Wellmark still sells off-exchange plans that are ACA-compliant. But the insurer was wary of the technological issues and “customer experience” associated with the federal exchange. The Blues plan was also waiting for the U.S. Supreme Court to rule on King v. Burwell to see if premium subsidies would still be allowed. The justices upheld the subsidies this summer. People who earn up to 400% of the federal poverty level—$47,080 for a single person and $97,000 for a household of four—are eligible for subsidies to pay down their monthly costs, and about 86% of Iowa exchange members received those subsidies this year.
“We have said consistently that it was not a matter of 'if' but 'when' we would join the public exchange,” Wellmark CEO John Forsyth said in a news release.
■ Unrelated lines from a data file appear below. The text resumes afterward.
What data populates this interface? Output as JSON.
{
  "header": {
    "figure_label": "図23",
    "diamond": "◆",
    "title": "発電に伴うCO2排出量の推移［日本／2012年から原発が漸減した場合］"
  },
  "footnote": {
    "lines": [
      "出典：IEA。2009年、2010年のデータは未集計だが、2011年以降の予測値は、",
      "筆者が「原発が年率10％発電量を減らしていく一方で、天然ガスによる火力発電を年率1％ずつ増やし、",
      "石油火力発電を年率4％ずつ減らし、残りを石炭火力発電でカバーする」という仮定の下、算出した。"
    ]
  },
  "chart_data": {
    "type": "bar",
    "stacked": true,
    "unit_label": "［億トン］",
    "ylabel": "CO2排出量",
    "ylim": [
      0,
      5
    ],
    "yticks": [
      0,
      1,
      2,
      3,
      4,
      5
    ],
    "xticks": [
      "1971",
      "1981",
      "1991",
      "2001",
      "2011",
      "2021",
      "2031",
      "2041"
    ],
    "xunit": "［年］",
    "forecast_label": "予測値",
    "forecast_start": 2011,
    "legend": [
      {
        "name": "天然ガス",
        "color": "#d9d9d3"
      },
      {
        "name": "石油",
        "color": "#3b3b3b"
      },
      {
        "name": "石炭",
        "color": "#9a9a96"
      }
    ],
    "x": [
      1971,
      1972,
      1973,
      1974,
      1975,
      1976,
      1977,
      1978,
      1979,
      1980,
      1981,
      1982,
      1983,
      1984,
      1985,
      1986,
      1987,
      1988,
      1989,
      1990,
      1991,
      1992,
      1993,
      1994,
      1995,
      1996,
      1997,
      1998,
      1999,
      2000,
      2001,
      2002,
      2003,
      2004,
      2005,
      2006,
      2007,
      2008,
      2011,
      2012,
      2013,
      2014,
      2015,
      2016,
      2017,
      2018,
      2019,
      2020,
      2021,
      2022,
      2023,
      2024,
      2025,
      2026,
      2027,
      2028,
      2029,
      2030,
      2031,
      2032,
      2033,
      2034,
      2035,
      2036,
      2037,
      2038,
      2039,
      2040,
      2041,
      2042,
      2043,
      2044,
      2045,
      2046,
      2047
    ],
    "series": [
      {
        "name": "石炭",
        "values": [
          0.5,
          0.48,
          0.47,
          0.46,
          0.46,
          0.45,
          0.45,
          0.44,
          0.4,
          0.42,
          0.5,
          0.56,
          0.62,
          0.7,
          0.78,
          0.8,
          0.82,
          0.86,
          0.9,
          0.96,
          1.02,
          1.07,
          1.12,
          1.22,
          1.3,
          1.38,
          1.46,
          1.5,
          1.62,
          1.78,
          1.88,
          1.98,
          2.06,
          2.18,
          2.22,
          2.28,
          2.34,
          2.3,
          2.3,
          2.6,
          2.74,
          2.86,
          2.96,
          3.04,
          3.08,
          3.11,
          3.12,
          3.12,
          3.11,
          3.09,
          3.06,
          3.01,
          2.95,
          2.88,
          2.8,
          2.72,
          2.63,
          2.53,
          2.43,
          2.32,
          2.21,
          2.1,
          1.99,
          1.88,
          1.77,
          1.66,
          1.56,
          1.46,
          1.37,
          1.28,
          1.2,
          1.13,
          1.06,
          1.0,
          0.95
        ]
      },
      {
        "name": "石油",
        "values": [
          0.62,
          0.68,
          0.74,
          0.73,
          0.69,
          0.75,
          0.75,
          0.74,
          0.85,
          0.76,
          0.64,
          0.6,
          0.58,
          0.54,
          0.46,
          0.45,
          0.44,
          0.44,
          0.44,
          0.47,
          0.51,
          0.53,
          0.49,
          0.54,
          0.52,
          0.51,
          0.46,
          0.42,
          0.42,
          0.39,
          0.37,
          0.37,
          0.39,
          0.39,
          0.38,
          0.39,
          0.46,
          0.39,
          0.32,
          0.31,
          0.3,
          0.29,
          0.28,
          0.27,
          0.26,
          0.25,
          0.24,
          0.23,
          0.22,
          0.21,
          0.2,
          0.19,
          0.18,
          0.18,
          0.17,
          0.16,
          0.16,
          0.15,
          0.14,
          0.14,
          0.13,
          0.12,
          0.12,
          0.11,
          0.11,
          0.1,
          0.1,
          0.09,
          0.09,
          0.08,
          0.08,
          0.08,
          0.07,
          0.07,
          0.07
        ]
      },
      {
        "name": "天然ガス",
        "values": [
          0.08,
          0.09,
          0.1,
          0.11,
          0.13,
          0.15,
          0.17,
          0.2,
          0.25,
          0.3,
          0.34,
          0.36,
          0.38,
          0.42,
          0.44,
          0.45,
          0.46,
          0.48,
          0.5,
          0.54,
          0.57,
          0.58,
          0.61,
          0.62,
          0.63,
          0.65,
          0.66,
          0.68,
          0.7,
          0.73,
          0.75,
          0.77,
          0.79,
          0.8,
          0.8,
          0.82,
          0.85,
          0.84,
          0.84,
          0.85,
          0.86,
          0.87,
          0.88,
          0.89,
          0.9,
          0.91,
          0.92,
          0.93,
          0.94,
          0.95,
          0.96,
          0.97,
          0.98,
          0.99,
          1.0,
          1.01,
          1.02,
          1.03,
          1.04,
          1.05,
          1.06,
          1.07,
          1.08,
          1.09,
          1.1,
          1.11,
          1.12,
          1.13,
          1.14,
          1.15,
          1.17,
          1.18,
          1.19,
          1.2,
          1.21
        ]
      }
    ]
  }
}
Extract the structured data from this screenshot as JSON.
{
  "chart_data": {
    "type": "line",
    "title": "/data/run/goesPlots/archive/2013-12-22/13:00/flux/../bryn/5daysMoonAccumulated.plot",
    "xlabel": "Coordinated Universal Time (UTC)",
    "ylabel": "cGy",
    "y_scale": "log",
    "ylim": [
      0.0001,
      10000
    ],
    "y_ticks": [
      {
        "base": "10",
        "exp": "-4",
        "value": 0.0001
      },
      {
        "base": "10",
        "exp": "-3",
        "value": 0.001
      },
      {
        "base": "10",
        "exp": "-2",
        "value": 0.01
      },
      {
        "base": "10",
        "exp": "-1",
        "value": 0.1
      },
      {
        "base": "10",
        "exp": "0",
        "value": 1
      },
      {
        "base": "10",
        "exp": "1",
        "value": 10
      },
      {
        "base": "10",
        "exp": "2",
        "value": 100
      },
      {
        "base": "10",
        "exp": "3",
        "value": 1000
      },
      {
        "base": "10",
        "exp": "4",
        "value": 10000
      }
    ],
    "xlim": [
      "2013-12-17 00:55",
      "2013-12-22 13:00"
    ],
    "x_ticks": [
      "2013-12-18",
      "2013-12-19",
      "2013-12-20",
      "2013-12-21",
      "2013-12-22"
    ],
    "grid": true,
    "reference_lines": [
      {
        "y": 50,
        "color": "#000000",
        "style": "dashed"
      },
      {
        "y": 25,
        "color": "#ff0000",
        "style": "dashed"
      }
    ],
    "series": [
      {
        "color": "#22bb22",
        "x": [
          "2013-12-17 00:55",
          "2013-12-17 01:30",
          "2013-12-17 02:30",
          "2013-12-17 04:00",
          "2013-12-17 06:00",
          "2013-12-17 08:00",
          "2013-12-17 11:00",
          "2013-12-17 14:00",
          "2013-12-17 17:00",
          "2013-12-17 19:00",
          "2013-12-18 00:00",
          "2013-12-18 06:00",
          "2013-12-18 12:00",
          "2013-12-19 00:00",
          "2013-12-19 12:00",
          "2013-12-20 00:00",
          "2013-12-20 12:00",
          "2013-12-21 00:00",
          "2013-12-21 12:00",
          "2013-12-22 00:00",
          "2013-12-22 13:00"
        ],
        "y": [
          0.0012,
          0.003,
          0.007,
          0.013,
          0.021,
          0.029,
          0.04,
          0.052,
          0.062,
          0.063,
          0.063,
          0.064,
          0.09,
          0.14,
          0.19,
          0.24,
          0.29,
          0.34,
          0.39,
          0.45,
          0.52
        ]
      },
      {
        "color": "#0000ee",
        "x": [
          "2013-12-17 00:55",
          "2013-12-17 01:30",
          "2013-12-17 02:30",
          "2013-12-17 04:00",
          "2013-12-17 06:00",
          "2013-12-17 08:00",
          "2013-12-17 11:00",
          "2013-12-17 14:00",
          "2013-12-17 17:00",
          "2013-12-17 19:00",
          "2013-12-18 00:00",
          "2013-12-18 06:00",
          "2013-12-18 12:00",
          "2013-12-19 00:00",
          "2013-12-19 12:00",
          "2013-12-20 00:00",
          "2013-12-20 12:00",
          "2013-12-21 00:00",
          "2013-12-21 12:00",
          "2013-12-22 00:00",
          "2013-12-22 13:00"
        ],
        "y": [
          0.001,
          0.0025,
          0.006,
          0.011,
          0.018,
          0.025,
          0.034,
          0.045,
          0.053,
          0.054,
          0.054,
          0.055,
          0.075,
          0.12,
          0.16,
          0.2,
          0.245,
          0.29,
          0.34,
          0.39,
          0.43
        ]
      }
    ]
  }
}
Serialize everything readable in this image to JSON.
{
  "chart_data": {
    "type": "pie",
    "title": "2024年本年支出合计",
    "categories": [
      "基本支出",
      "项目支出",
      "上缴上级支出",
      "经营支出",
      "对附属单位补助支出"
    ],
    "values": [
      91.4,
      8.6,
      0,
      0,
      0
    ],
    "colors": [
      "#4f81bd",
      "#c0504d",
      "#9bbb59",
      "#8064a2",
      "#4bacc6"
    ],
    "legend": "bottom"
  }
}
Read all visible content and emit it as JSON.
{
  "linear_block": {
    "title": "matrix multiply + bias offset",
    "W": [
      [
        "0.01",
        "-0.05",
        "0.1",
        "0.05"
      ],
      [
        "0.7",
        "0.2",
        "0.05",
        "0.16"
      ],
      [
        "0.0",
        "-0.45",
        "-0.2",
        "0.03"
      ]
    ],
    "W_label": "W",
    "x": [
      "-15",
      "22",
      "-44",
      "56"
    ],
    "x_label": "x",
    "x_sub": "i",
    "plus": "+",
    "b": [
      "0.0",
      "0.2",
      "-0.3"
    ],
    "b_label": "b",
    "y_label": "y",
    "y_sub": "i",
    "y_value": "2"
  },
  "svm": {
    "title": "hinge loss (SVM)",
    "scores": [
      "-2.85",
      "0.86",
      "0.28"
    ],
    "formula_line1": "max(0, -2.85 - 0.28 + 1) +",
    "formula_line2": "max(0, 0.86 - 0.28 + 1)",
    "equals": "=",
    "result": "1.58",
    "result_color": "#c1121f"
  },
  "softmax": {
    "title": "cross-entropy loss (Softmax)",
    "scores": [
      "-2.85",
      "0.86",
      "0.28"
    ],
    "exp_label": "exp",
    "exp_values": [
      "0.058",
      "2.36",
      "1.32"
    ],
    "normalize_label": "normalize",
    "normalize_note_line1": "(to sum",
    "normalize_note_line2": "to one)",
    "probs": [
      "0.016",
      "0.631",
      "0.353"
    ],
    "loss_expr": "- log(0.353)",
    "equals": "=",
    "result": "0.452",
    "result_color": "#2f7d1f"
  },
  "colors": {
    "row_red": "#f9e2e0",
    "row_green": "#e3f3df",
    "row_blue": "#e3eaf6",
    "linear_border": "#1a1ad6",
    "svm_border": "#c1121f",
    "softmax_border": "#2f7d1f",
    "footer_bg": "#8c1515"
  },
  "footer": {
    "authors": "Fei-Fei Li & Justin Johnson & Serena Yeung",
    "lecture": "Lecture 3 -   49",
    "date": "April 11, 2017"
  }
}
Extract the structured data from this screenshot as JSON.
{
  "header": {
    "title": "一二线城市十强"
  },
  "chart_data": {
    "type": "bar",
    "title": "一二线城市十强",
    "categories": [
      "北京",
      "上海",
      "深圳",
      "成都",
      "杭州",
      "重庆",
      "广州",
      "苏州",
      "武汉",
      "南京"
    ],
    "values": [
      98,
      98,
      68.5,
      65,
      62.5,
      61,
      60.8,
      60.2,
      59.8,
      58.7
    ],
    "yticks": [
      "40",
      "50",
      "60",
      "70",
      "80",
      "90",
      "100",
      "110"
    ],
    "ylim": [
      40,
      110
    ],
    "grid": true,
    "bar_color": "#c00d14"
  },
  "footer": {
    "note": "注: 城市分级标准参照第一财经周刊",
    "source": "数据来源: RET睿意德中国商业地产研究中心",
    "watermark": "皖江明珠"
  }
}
Five insurers—Aetna's Coventry subsidiary, Avera Health Plans, Gunderson Health Plan, Medica and UnitedHealthcare—are offering individual plans on Iowa's exchange for this upcoming open-enrollment period, which starts Nov. 1.
Iowa's exchange has been in disarray since CoOportunity Health, the state's co-op, went bankrupt and was liquidated this year. CoOportunity was one of the fastest-growing co-ops in the country, enrolling 100,000 members in individual and small-group policies throughout Iowa and Nebraska. But medical claims were exceeding premium revenue, as the insurer covered many sicker-than-average people.
Wellmark also is the Blue Cross and Blue Shield insurer in South Dakota. It will not sell plans there in 2017 and “will continue to evaluate the market in South Dakota for potential exchange participation in 2018,” a spokeswoman said.